Section 2 presents the equipment used for inference, the image dataset, the object detection model, and the mathematical formulation for the model evaluation. To confirm the performance of the proposed method, the results and discussions are presented in
Section 3. Finally,
Section 4 concludes the paper and provides guidelines for future work.
4. Conclusions
In this study, we proposed the use of a lightweight and hardware-aware MobileDet detector model for real-time peach fruit detection applications in conjunction with an edge device and TPU accelerator. A novel annotated dataset of three peach cultivars was created and made available for further studies.
Models designed to run on a TPU device (e.g., SSD MobileDet and SSD EdgeTPU) (hardware-aware) performed approximately 4% (AP) better than models that were not designed to run on a TPU (native). An important result is that the inference speed was, on average, 20 times faster when the model ran on a TPU device than on a CPU. The MobileNetV1 model running on a TPU device performed at 21.01 FPS, and the MobileDet model performed at 19.84 FPS. At a loss of 1.17, the FPS did not significantly affect the performance for practical computer vision applications.
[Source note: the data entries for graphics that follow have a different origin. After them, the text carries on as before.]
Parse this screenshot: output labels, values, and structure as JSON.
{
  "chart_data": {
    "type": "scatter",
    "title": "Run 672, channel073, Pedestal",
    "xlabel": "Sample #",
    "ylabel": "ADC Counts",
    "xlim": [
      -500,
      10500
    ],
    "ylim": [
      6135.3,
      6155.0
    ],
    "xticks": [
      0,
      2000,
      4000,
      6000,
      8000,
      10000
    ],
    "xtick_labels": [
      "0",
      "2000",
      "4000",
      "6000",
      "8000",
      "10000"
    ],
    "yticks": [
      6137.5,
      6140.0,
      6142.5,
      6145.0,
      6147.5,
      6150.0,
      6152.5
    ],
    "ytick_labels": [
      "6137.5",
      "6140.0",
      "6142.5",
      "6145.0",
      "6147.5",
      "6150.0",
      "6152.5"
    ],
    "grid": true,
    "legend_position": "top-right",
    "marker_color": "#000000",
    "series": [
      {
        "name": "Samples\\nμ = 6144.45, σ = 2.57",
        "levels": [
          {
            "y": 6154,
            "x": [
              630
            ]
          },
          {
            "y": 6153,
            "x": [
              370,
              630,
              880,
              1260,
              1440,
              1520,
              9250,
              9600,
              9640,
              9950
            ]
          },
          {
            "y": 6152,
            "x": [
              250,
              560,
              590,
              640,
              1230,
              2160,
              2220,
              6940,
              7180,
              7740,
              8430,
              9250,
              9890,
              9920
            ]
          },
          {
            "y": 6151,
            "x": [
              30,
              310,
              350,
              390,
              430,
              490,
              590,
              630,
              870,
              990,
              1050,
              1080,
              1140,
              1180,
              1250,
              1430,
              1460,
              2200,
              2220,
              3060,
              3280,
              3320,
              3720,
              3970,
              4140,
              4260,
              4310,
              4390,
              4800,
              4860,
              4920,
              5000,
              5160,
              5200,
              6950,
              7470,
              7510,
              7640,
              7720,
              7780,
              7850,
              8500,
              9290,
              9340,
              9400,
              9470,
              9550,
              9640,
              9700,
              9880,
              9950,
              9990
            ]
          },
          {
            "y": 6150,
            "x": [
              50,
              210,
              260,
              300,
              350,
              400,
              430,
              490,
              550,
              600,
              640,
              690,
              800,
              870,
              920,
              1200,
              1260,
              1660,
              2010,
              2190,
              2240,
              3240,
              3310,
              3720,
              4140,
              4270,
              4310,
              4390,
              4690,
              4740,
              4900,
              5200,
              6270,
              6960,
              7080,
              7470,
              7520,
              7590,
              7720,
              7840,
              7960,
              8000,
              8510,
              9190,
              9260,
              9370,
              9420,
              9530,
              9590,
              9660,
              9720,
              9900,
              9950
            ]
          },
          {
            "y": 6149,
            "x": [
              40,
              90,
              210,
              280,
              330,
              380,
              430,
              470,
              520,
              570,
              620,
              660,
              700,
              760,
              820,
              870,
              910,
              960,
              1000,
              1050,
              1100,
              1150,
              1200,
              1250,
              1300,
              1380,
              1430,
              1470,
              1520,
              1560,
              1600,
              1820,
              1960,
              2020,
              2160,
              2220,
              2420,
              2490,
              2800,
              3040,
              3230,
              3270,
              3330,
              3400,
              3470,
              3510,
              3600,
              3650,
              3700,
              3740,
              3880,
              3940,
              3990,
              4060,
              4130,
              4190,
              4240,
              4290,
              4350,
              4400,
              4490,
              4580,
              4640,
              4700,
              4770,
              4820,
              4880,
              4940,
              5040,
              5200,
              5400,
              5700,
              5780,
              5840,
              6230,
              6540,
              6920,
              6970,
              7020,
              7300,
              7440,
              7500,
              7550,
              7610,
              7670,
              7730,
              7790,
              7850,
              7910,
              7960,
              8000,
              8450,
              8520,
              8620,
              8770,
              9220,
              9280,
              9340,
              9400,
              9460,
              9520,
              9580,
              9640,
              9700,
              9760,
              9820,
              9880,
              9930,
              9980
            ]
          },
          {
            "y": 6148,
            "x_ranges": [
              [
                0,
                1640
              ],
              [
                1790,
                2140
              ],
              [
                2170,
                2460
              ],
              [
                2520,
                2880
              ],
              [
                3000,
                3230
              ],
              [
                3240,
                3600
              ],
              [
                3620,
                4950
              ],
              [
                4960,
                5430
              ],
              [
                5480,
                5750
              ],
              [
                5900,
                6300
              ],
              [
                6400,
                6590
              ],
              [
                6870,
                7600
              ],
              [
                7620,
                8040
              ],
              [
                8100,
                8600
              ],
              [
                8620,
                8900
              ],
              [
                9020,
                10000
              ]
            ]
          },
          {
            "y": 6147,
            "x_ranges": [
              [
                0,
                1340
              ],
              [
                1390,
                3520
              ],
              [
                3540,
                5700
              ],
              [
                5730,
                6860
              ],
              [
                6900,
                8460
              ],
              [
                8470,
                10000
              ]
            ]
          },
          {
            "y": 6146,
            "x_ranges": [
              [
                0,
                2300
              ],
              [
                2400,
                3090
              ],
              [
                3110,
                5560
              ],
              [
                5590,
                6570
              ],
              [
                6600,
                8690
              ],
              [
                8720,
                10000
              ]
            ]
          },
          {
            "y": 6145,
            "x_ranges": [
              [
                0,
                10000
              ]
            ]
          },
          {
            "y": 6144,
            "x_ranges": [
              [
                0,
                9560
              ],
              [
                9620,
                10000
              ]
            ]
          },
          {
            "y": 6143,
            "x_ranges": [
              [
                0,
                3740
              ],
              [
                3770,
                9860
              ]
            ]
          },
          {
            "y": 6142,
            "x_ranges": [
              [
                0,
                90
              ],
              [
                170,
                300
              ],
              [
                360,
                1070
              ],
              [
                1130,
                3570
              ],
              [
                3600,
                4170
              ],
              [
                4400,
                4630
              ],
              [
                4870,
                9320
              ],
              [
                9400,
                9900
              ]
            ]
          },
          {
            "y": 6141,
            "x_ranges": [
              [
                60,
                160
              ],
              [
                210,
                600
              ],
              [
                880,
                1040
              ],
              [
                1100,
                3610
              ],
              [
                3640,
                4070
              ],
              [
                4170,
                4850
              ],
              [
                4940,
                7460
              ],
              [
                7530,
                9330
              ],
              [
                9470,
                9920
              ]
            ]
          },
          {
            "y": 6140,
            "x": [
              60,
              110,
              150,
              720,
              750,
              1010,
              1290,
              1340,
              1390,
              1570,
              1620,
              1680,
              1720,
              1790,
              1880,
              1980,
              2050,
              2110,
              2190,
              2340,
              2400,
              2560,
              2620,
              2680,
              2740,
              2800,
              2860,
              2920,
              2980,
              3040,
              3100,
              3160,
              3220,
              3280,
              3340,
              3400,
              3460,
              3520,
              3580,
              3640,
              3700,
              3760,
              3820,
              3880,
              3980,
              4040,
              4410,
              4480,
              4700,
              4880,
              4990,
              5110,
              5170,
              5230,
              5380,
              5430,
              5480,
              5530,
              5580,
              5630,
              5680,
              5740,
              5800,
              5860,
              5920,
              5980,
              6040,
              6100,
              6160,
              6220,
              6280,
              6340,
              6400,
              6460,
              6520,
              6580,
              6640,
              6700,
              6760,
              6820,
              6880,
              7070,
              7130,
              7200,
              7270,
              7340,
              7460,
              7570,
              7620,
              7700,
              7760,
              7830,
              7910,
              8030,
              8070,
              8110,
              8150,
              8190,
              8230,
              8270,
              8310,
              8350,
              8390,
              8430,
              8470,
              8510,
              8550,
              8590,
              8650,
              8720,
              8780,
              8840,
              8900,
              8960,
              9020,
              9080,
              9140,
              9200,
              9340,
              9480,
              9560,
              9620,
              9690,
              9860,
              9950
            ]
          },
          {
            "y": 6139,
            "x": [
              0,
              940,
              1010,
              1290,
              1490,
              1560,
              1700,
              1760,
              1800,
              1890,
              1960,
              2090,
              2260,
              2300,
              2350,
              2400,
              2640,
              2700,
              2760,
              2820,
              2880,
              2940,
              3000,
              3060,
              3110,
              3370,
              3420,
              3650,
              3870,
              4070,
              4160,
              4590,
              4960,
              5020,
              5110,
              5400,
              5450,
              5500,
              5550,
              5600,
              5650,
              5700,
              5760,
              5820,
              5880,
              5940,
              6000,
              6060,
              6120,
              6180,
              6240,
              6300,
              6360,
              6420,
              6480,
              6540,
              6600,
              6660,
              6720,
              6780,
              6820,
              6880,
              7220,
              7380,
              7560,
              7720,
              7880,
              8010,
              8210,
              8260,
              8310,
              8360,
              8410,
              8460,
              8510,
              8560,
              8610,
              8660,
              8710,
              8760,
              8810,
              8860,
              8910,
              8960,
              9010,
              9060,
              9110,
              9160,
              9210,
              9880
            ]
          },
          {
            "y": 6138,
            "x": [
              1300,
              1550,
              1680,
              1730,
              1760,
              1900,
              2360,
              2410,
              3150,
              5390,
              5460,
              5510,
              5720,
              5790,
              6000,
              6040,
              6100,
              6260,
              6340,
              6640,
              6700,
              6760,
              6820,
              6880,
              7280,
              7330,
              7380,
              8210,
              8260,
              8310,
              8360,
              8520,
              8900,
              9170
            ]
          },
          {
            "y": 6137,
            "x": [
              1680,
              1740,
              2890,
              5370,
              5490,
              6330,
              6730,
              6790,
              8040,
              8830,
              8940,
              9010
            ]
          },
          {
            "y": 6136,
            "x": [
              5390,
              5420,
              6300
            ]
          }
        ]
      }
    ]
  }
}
Therefore, it is reasonable to use SSD MobileDet to improve the detection accuracy. A comparison was made with other approaches. However, a direct comparison between the approaches was not possible because different datasets and image sizes were used. Considering the price, AP, and latency, our approach of using a TPU accelerator is a good alternative for practical applications. Further research could also be conducted to explore fruit yield estimates based on the approach presented in this paper.